Poeta, librettista e drammaturgo nato a Palermo e trapiantato a Napoli, il gesuita Andrea Perrucci (1651-1706) fu anche autore di un trattato di grande interesse intitolato Dell’arte rappresentativa, premeditata e all’improvviso (1699), dove codificò temi e personaggi della Commedia dell’arte.
Il suo scritto più celebre rimane, ad ogni modo, Il Vero Lume tra l’Ombre, ovvero la Spelonca Arricchita per la Nascita del Verbo Umanato, meglio noto come “La Cantata dei Pastori”, risalente al 1698, pubblicato sotto lo pseudonimo di Ruggiero Casimiro Ugone.
Si tratta di una sacra rappresentazione, incentrata sulla lotta fra le forze demoniache, tese ad impedire con tutti i mezzi la nascita di Gesù, sottoponendo a terribili prove Maria e Giuseppe in viaggio verso Betlemme, e quelle angeliche, capeggiate dall’Arcangelo Gabriele, che alla fine avranno la meglio, volte a salvaguardare le sorti della Sacra Famiglia.
Alla vicenda fanno da contorno vari personaggi, che alla fine si ritroveranno davanti al Bambino Gesù per adorarlo, fra i quali spicca Razzullo, uno scrivano napoletano giunto in Palestina per collaborare al censimento della popolazione, squattrinato e quindi perennemente affamato.
Una figura, questa, che contribuì in misura decisiva al successo della Cantata, sia per il suo linguaggio affine a quello del volgo, sia per alcune peculiarità che lo avvicinavano molto ai personaggi della Commedia dell’Arte.
Per tale motivo, verso la fine del Settecento, venne aggiunto un altro personaggio di estrazione popolare, Sarchiapone, barbiere macchiatosi di un duplice omicidio a Napoli, scappato in Palestina per evitare l’arresto.
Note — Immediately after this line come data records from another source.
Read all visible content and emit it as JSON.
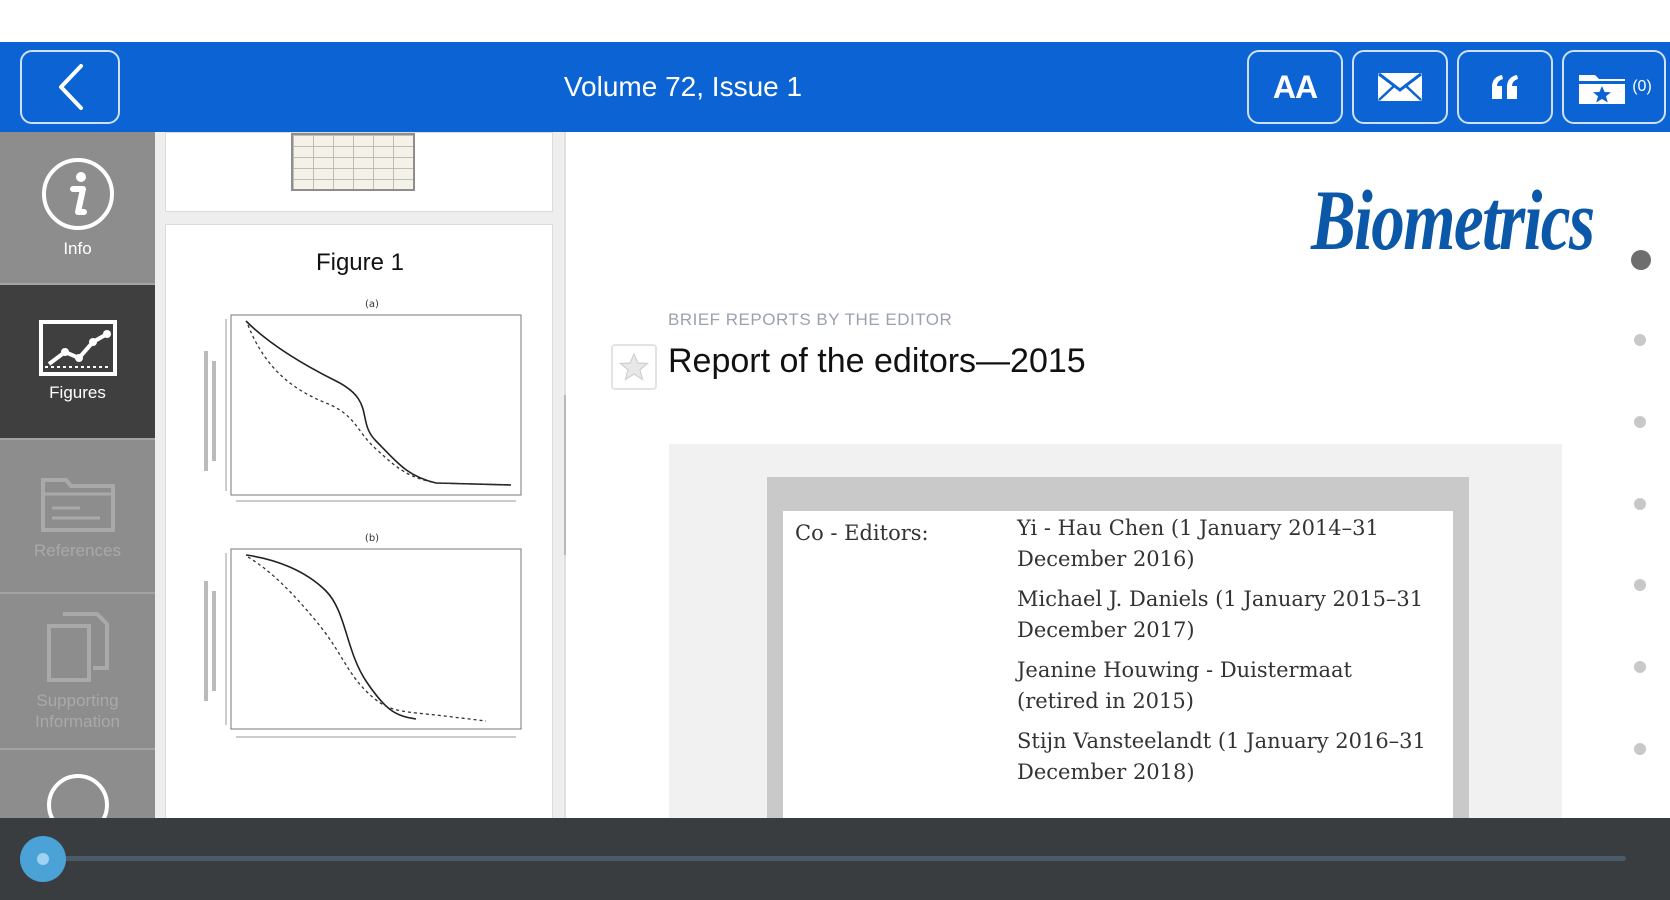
{
  "header": {
    "title": "Volume 72, Issue 1",
    "font_button_label": "AA",
    "saved_count": "(0)",
    "bar_color": "#0b63d4"
  },
  "sidebar": {
    "items": [
      {
        "label": "Info",
        "icon": "info-icon",
        "selected": false,
        "enabled": true
      },
      {
        "label": "Figures",
        "icon": "chart-icon",
        "selected": true,
        "enabled": true
      },
      {
        "label": "References",
        "icon": "folder-icon",
        "selected": false,
        "enabled": false
      },
      {
        "label": "Supporting Information",
        "icon": "documents-icon",
        "selected": false,
        "enabled": false
      },
      {
        "label": "",
        "icon": "circle-icon",
        "selected": false,
        "enabled": true
      }
    ]
  },
  "figures_panel": {
    "figure_title": "Figure 1",
    "panel_a_label": "(a)",
    "panel_b_label": "(b)"
  },
  "article": {
    "journal": "Biometrics",
    "section": "BRIEF REPORTS BY THE EDITOR",
    "title": "Report of the editors—2015",
    "co_editors_label": "Co - Editors:",
    "co_editors": [
      "Yi - Hau Chen (1 January 2014–31 December 2016)",
      "Michael J. Daniels (1 January 2015–31 December 2017)",
      "Jeanine Houwing - Duistermaat (retired in 2015)",
      "Stijn Vansteelandt (1 January 2016–31 December 2018)"
    ],
    "brand_color": "#0c58a8"
  },
  "pager": {
    "page_count": 7,
    "current_page": 1
  },
  "scrubber": {
    "progress": 0.0,
    "accent": "#4aa2d6"
  }
}
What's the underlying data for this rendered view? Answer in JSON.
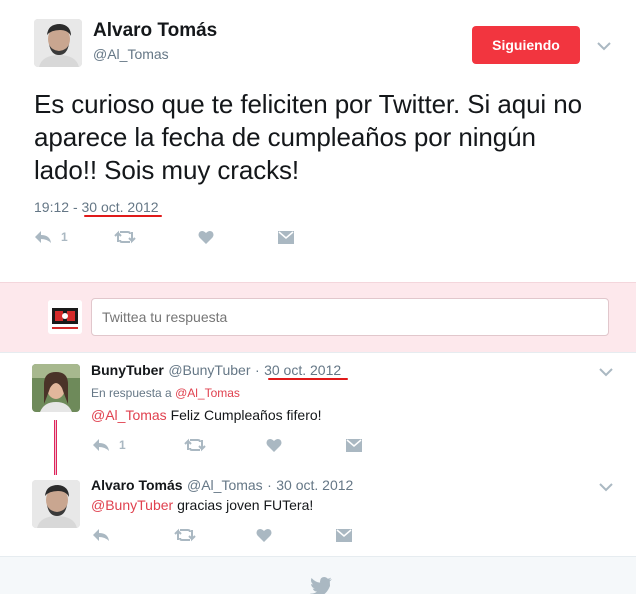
{
  "main_tweet": {
    "author_name": "Alvaro Tomás",
    "author_handle": "@Al_Tomas",
    "follow_label": "Siguiendo",
    "text": "Es curioso que te feliciten por Twitter. Si aqui no aparece la fecha de cumpleaños por ningún lado!! Sois muy cracks!",
    "time": "19:12",
    "separator": "-",
    "date": "30 oct. 2012",
    "reply_count": "1",
    "colors": {
      "follow": "#f2353f",
      "underline": "#e01a1a",
      "mention": "#e0414f"
    }
  },
  "reply_bar": {
    "placeholder": "Twittea tu respuesta"
  },
  "replies": [
    {
      "name": "BunyTuber",
      "handle": "@BunyTuber",
      "dot": "·",
      "date": "30 oct. 2012",
      "in_reply_prefix": "En respuesta a",
      "in_reply_handle": "@Al_Tomas",
      "mention": "@Al_Tomas",
      "text": "Feliz Cumpleaños fifero!",
      "reply_count": "1"
    },
    {
      "name": "Alvaro Tomás",
      "handle": "@Al_Tomas",
      "dot": "·",
      "date": "30 oct. 2012",
      "mention": "@BunyTuber",
      "text": "gracias joven FUTera!"
    }
  ],
  "icons": [
    "reply-icon",
    "retweet-icon",
    "heart-icon",
    "dm-icon",
    "chevron-down-icon",
    "twitter-bird-icon"
  ]
}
Ma con il passare del tempo, i cambiamenti toccarono anche i testi, che finirono per essere arricchiti da lazzi, volgarità e oscenità tali, da suggerire alle alte sfere religiose di vietare, a partire dal 1889, una teatralizzazione divenuta tutt’altro che edificante per i fedeli.
A riportarla ai fasti originari ci pensò poi Roberto De Simone negli anni ’70 del Novecento, con la Nuova Compagnia di Canto Popolare, della quale facevano parte artisti di grande valore, fra i quali Peppe Barra, che ancora oggi prosegue questa tradizione durante il periodo natalizio.
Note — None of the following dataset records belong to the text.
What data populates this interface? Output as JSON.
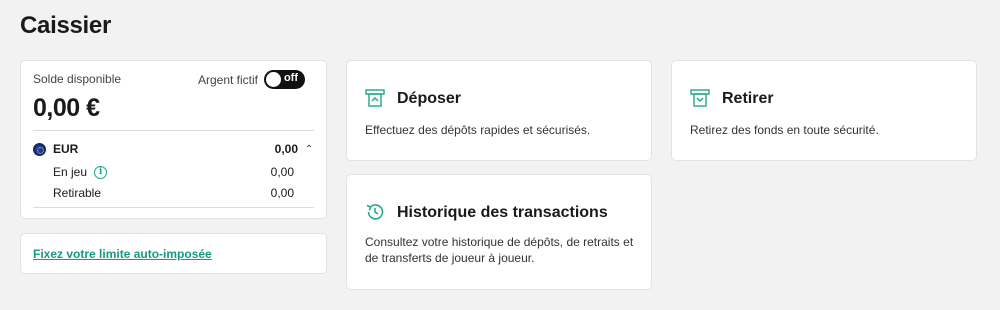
{
  "page": {
    "title": "Caissier"
  },
  "balance": {
    "label": "Solde disponible",
    "fake_money_label": "Argent fictif",
    "toggle_state": "off",
    "amount": "0,00 €",
    "currency": {
      "code": "EUR",
      "value": "0,00"
    },
    "rows": [
      {
        "label": "En jeu",
        "value": "0,00"
      },
      {
        "label": "Retirable",
        "value": "0,00"
      }
    ]
  },
  "limit": {
    "link_text": "Fixez votre limite auto-imposée"
  },
  "actions": {
    "deposit": {
      "title": "Déposer",
      "description": "Effectuez des dépôts rapides et sécurisés.",
      "icon": "deposit-icon"
    },
    "withdraw": {
      "title": "Retirer",
      "description": "Retirez des fonds en toute sécurité.",
      "icon": "withdraw-icon"
    },
    "history": {
      "title": "Historique des transactions",
      "description": "Consultez votre historique de dépôts, de retraits et de transferts de joueur à joueur.",
      "icon": "history-icon"
    }
  },
  "colors": {
    "accent": "#1fa58a",
    "link": "#139a82",
    "toggle": "#111111",
    "background": "#f2f2f2"
  }
}
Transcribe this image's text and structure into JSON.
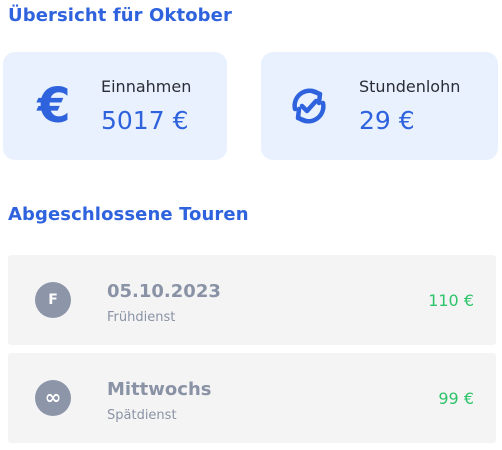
{
  "overview": {
    "title": "Übersicht für Oktober",
    "income": {
      "icon": "euro-icon",
      "label": "Einnahmen",
      "value": "5017 €"
    },
    "hourly_wage": {
      "icon": "sync-check-icon",
      "label": "Stundenlohn",
      "value": "29 €"
    }
  },
  "tours": {
    "title": "Abgeschlossene Touren",
    "items": [
      {
        "avatar": "F",
        "title": "05.10.2023",
        "subtitle": "Frühdienst",
        "amount": "110 €"
      },
      {
        "avatar": "∞",
        "title": "Mittwochs",
        "subtitle": "Spätdienst",
        "amount": "99 €"
      }
    ]
  },
  "colors": {
    "accent": "#2f63de",
    "card_background": "#e9f1fe",
    "row_background": "#f4f4f5",
    "avatar": "#8d96a8",
    "muted_text": "#8a93a5",
    "amount": "#2ec46a"
  }
}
“La cantata dei Pastori” è stata recentemente allestita, a chiusura delle attività 2019 del Centro di Musica da Camera CERSIM, nella Chiesa di Santa Maria della Colonna, sede di eccezionale valenza storica in quanto dal 1589 al 1743 ospitò il Conservatorio dei “Poveri di Gesù Cristo”.
La sacra rappresentazione era proposta in una versione molto sintetica curata da Ferdinando de Martino, che riusciva comunque a ricreare perfettamente le atmosfere legate all’idea originaria, grazie ai dialoghi scelti appositamente per evidenziare i diversi protagonisti (dal pastore Benino con il padre, a Maria e Giuseppe, passando per Belfagor, l’arcangelo Gabriele e Razzullo) ed ai brani musicali, tratti rispettivamente dalla tradizione natalizia (Quanno nascette Ninno) e dall’allestimento desimoniano (Nascette lu Messia, Rosa d’Argento e Rosa d’Amore), sottoposti in entrambi i casi alla sapiente rielaborazione del maestro, autore anche di alcuni pezzi originali.
Il tutto era impreziosito dall’esecuzione di alto livello dell’Ensemble vocale-strumentale Comtessa de Dia, diretto da Ferdinando de Martino, dalle espressive e versatili voci recitanti di due bravissimi attori come Gioia Fusco e Andrea Manferlotti, e dagli ottimi apporti solistici dei soprani Sabrina Santoro e Gabriella Romano.
Pubblico accorso molto numeroso, nonostante una serata gelida, ignaro che fra chiesa ed ambiente esterno non ci fossero grandi differenze di temperatura.
Merita quindi un forte plauso per avere resistito ad un ambiente così ostile, plauso che va condiviso con gli esecutori, questi ultimi a rischio di assideramento.
In conclusione, se è vero che “la musica scalda i cuori”, è necessario provvedere anche al benessere del resto del corpo, per cui riteniamo una grave lacuna, alla quale porre urgentemente rimedio, non aver concepito un sistema di riscaldamento, da parte di chi ha mirabilmente riportato in vita nel 2018, dopo quasi quarant’anni di abbandono, un pezzo importante della storia musicale napoletana, destinandolo ad attività culturali.